Olli D:
Hi folks,
I know, this is not very CKA specific but during my CKA course there was one section about how to find s jsonpath the easy way (at least I guess it was here …).
so having a JSON object like
{
“foo”: [
“bar”: {
“name”: “hello”
},
“baz”: {
“name”: “world”
}
]
}
with some magic I can get something like
.foo[0].bar.name: hello
.foo[1].baz.name: world
This would be useful when having large objects e.g. using grep on it to get the full path with one command.

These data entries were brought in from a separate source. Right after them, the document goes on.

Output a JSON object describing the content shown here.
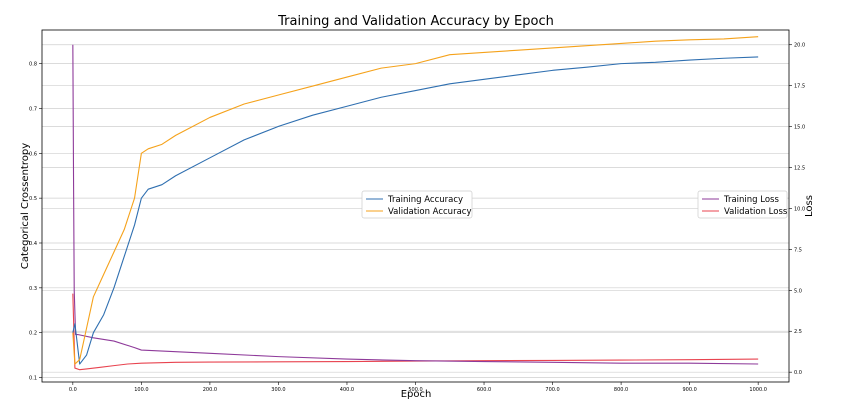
{
  "chart_data": {
    "type": "line",
    "title": "Training and Validation Accuracy by Epoch",
    "xlabel": "Epoch",
    "ylabel_left": "Categorical Crossentropy",
    "ylabel_right": "Loss",
    "xlim": [
      -45,
      1045
    ],
    "ylim_left": [
      0.09,
      0.875
    ],
    "ylim_right": [
      -0.6,
      20.9
    ],
    "x_ticks": [
      0,
      100,
      200,
      300,
      400,
      500,
      600,
      700,
      800,
      900,
      1000
    ],
    "x_tick_labels": [
      "0.0",
      "100.0",
      "200.0",
      "300.0",
      "400.0",
      "500.0",
      "600.0",
      "700.0",
      "800.0",
      "900.0",
      "1000.0"
    ],
    "y_left_ticks": [
      0.1,
      0.2,
      0.3,
      0.4,
      0.5,
      0.6,
      0.7,
      0.8
    ],
    "y_left_tick_labels": [
      "0.1",
      "0.2",
      "0.3",
      "0.4",
      "0.5",
      "0.6",
      "0.7",
      "0.8"
    ],
    "y_right_ticks": [
      0,
      2.5,
      5,
      7.5,
      10,
      12.5,
      15,
      17.5,
      20
    ],
    "y_right_tick_labels": [
      "0.0",
      "2.5",
      "5.0",
      "7.5",
      "10.0",
      "12.5",
      "15.0",
      "17.5",
      "20.0"
    ],
    "grid": true,
    "series": [
      {
        "name": "Training Accuracy",
        "axis": "left",
        "color": "#2f6fb0",
        "x": [
          0,
          3,
          10,
          20,
          30,
          45,
          60,
          75,
          90,
          100,
          110,
          130,
          150,
          200,
          250,
          300,
          350,
          400,
          450,
          500,
          550,
          600,
          650,
          700,
          750,
          800,
          850,
          900,
          950,
          1000
        ],
        "y": [
          0.2,
          0.22,
          0.13,
          0.15,
          0.2,
          0.24,
          0.3,
          0.37,
          0.44,
          0.5,
          0.52,
          0.53,
          0.55,
          0.59,
          0.63,
          0.66,
          0.685,
          0.705,
          0.725,
          0.74,
          0.755,
          0.765,
          0.775,
          0.785,
          0.792,
          0.8,
          0.803,
          0.808,
          0.812,
          0.815
        ]
      },
      {
        "name": "Validation Accuracy",
        "axis": "left",
        "color": "#f5a21b",
        "x": [
          0,
          3,
          10,
          20,
          30,
          45,
          60,
          75,
          90,
          100,
          110,
          130,
          150,
          200,
          250,
          300,
          350,
          400,
          450,
          500,
          550,
          600,
          650,
          700,
          750,
          800,
          850,
          900,
          950,
          1000
        ],
        "y": [
          0.2,
          0.13,
          0.14,
          0.21,
          0.28,
          0.33,
          0.38,
          0.43,
          0.5,
          0.6,
          0.61,
          0.62,
          0.64,
          0.68,
          0.71,
          0.73,
          0.75,
          0.77,
          0.79,
          0.8,
          0.82,
          0.825,
          0.83,
          0.835,
          0.84,
          0.845,
          0.85,
          0.853,
          0.855,
          0.86
        ]
      },
      {
        "name": "Training Loss",
        "axis": "right",
        "color": "#8e3a9a",
        "x": [
          0,
          1,
          2,
          4,
          7,
          30,
          60,
          90,
          100,
          200,
          300,
          400,
          500,
          600,
          700,
          800,
          900,
          1000
        ],
        "y": [
          20.0,
          12.0,
          5.0,
          2.3,
          2.3,
          2.1,
          1.9,
          1.5,
          1.35,
          1.15,
          0.95,
          0.8,
          0.7,
          0.65,
          0.6,
          0.55,
          0.55,
          0.5
        ]
      },
      {
        "name": "Validation Loss",
        "axis": "right",
        "color": "#e8434f",
        "x": [
          0,
          3,
          10,
          20,
          40,
          60,
          80,
          100,
          150,
          200,
          300,
          400,
          500,
          600,
          700,
          800,
          900,
          1000
        ],
        "y": [
          4.8,
          0.25,
          0.15,
          0.2,
          0.3,
          0.4,
          0.5,
          0.55,
          0.6,
          0.62,
          0.63,
          0.65,
          0.68,
          0.7,
          0.72,
          0.74,
          0.76,
          0.8
        ]
      }
    ],
    "legends": [
      {
        "location": "center",
        "entries": [
          "Training Accuracy",
          "Validation Accuracy"
        ]
      },
      {
        "location": "center-right",
        "entries": [
          "Training Loss",
          "Validation Loss"
        ]
      }
    ]
  }
}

I found some jq magic but this was rather a lot to type and I am sure, ther was some magic --path (or similar) switch so some cli command to get this full key path with its value.

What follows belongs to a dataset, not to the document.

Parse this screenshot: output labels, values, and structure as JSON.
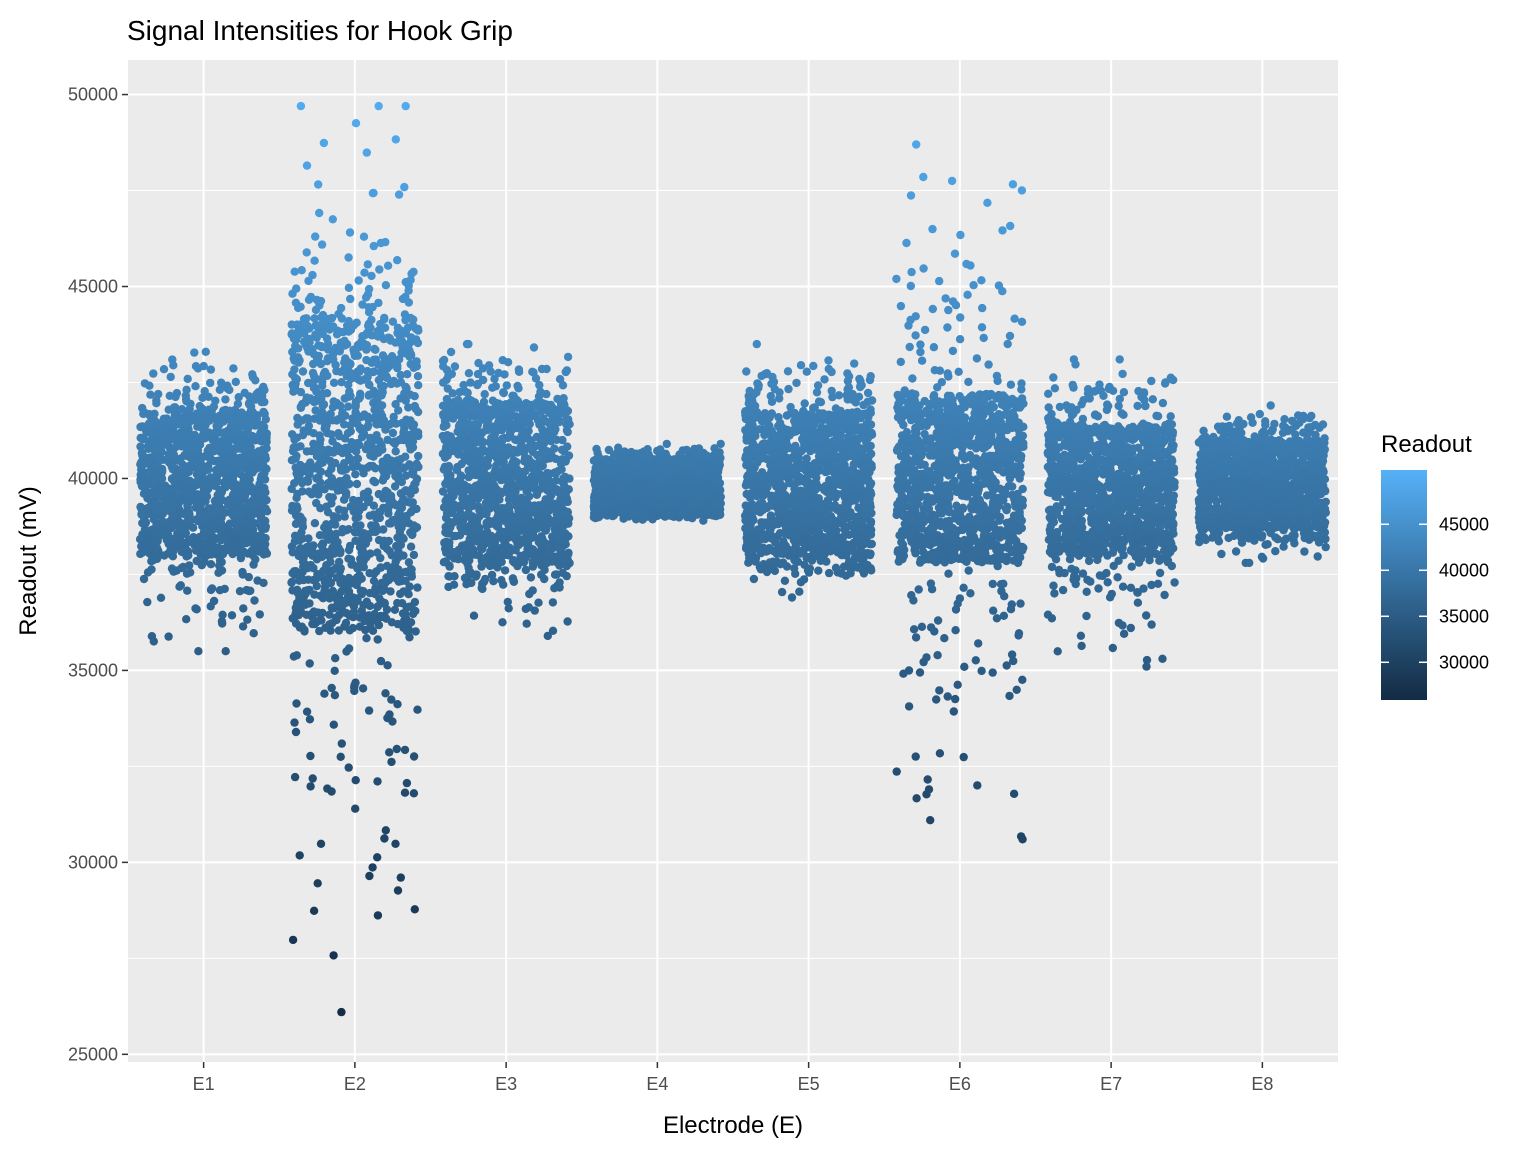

jq magic is here: https://unix.stackexchange.com/questions/561460/how-to-print-path-and-key-values-of-json-file
Anybody an idea, what I am looking for and where to find it?
mjv:
something like .foo[0].bar
?
Olli D:
yes - I accidentally pressed enter too early. See my full question above.
mjv:
if you wanna search for name
values you could go with ..name
search
Olli D:
Right but when it comes to large JSON objects with overlapping key names, it would be nice to get the whole (absolute) path to be sure to select the right attribute
Leo Pastor:
@Olli D something related, which is used for CKA - kubectl - since mentioned “path” (nodes is just an example of resource below):
kubectl get nodes -o json | jq -c paths
Leo Pastor:
Will see if I find something to add the value at the end. I do not remember of seeing it before, it looks interesting.
Olli D:
@Leo Pastor that looks like the command I was looking for. At least it delivers the absolute path to each element (unfortunately without value, but this boils it down to 2 commands: first grep for the value or scan the JSON an search the key, and then grep in jq -c paths for the absolute key path e.g.
…
“schedulerName”: “default-scheduler”,
…
$ kubectl get deploy -o json | jq -c paths | grep schedulerName
[“items”,0,“spec”,“template”,“spec”,“schedulerName”]
[“items”,1,“spec”,“template”,“spec”,“schedulerName”]
[“items”,2,“spec”,“template”,“spec”,“schedulerName”]
[“items”,3,“spec”,“template”,“spec”,“schedulerName”]
…
$ kubectl get deploy -o custom-columns=NAME:.metadata.name,SCHEDULER:.spec.template.spec.schedulerName
…
I know, if relative key is unique, I could just type …schedulerName - this was just a quick example. I some cases keys are not unique.